Vinicius falava do homem
"comum", de qualquer homem - mas é claro que falava na posição de
poeta. Falava daquilo que, para o poeta, é essencial, e que grande parte dos
homens que estão fora não podem compreender. Sujar-se na inconstância da vida,
fazer da escrita um instrumento de escavação do real, não deixar que escape o
vínculo difícil que une a literatura ao mundo. Apegar-se a ele, sempre.

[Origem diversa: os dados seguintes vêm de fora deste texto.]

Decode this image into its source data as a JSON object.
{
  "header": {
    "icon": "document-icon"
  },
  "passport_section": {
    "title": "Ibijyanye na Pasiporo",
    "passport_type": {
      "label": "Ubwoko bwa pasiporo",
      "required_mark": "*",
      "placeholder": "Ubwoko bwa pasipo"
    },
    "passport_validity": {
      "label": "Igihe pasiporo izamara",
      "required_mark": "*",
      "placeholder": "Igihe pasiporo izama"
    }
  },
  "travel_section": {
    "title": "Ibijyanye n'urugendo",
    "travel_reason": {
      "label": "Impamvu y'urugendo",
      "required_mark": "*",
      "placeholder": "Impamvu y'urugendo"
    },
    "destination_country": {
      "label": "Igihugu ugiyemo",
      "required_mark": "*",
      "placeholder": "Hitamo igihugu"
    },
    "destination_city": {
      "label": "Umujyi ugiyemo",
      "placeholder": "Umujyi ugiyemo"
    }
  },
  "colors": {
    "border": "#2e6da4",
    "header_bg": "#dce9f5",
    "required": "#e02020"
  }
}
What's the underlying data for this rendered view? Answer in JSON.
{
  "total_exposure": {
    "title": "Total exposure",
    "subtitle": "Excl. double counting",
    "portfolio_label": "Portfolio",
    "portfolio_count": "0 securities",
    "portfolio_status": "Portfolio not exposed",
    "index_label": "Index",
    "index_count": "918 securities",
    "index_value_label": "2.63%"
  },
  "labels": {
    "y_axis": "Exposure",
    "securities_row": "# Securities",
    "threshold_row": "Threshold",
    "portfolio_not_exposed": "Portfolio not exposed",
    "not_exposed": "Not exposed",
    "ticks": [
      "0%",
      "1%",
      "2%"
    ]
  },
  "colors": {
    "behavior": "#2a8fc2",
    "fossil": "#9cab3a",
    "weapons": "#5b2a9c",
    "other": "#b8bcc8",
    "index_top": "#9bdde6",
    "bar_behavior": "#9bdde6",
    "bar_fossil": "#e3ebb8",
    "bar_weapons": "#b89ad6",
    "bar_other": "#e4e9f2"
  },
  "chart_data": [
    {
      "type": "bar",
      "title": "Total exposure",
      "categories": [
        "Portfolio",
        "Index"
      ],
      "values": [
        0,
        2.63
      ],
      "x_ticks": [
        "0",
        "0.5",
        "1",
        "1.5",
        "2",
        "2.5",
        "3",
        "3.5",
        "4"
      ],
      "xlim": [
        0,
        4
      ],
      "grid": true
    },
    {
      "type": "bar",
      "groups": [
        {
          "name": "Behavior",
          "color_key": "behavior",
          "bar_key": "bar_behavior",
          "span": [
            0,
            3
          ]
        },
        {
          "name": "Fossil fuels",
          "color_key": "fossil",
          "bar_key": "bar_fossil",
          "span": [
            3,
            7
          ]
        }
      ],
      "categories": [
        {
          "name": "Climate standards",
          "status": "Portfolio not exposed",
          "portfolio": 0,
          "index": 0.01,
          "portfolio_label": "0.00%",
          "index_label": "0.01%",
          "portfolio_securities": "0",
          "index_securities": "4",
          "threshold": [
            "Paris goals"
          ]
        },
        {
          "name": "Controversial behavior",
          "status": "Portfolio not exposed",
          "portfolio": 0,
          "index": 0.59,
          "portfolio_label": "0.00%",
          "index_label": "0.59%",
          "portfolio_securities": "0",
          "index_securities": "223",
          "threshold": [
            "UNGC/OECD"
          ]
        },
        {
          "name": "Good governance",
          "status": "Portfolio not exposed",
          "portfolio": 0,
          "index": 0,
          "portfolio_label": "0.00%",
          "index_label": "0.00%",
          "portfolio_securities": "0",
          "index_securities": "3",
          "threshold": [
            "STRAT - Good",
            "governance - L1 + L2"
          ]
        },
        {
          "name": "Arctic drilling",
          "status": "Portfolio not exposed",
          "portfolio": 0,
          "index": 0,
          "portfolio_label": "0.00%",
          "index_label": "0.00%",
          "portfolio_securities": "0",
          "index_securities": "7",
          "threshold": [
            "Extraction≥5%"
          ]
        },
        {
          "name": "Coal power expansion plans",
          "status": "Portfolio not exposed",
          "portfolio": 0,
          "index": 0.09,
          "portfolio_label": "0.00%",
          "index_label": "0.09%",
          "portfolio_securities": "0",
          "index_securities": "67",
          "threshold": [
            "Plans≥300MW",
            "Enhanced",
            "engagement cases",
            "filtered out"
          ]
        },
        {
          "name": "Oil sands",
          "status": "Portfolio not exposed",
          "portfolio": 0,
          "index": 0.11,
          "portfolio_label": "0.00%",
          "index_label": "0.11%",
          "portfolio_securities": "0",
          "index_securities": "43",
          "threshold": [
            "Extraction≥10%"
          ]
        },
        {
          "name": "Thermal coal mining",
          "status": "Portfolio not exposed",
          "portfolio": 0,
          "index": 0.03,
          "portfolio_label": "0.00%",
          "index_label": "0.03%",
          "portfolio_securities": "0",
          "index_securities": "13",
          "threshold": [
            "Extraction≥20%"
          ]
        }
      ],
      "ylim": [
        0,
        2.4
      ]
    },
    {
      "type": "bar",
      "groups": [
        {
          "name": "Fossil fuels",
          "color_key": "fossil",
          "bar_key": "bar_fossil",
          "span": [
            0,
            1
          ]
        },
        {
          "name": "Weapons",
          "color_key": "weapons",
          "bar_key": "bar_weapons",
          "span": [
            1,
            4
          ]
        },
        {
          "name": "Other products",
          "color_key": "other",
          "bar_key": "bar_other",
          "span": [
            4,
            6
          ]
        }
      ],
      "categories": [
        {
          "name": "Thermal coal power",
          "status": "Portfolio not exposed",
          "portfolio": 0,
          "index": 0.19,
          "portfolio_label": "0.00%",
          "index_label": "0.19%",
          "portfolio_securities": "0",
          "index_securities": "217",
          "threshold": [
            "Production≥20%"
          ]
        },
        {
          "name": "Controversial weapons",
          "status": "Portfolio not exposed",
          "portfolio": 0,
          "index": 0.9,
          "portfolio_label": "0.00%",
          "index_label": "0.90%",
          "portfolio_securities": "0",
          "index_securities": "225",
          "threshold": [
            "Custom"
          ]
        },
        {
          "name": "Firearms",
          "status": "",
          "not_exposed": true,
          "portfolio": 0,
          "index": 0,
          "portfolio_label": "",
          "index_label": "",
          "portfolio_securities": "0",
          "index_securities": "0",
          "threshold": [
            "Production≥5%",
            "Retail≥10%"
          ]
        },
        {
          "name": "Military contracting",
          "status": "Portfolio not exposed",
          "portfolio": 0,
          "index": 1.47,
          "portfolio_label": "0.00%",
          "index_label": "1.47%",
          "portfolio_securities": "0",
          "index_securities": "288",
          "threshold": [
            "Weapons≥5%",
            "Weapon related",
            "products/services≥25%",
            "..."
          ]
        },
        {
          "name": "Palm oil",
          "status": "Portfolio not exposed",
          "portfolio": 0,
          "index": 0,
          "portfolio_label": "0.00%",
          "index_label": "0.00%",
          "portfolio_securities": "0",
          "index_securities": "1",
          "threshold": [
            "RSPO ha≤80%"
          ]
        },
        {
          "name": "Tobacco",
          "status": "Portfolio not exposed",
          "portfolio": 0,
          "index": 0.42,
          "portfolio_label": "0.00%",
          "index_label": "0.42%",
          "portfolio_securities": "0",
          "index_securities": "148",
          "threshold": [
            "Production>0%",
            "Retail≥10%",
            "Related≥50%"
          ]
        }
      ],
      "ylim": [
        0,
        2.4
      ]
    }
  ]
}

Esta contaminação de que fala
Vinicius de Moraes não é um defeito, uma fraqueza, ou uma deficiência; ao
contrário, é dela e através dela que a literatura se encorpa e se faz. Mais
ainda: esse contágio é, também, um efeito do modo como a literatura, quando
lida com liberdade, se derrama sobre a vida e arrasta, no roldão das palavras,
todo um mundo. Só uma leitura dogmática, só leitores insensíveis e
pernósticos poderiam imaginar que o pesqueiro de Hemingway, onde ele rascunhou o
extraordinário O velho e o mar, ou a casa em que se refugiou do mundo, até
retornar aos EUA para cometer suicídio, são apenas curiosidades, ou relíquias
de um morto. São bem mais que isso: são lugares do literário.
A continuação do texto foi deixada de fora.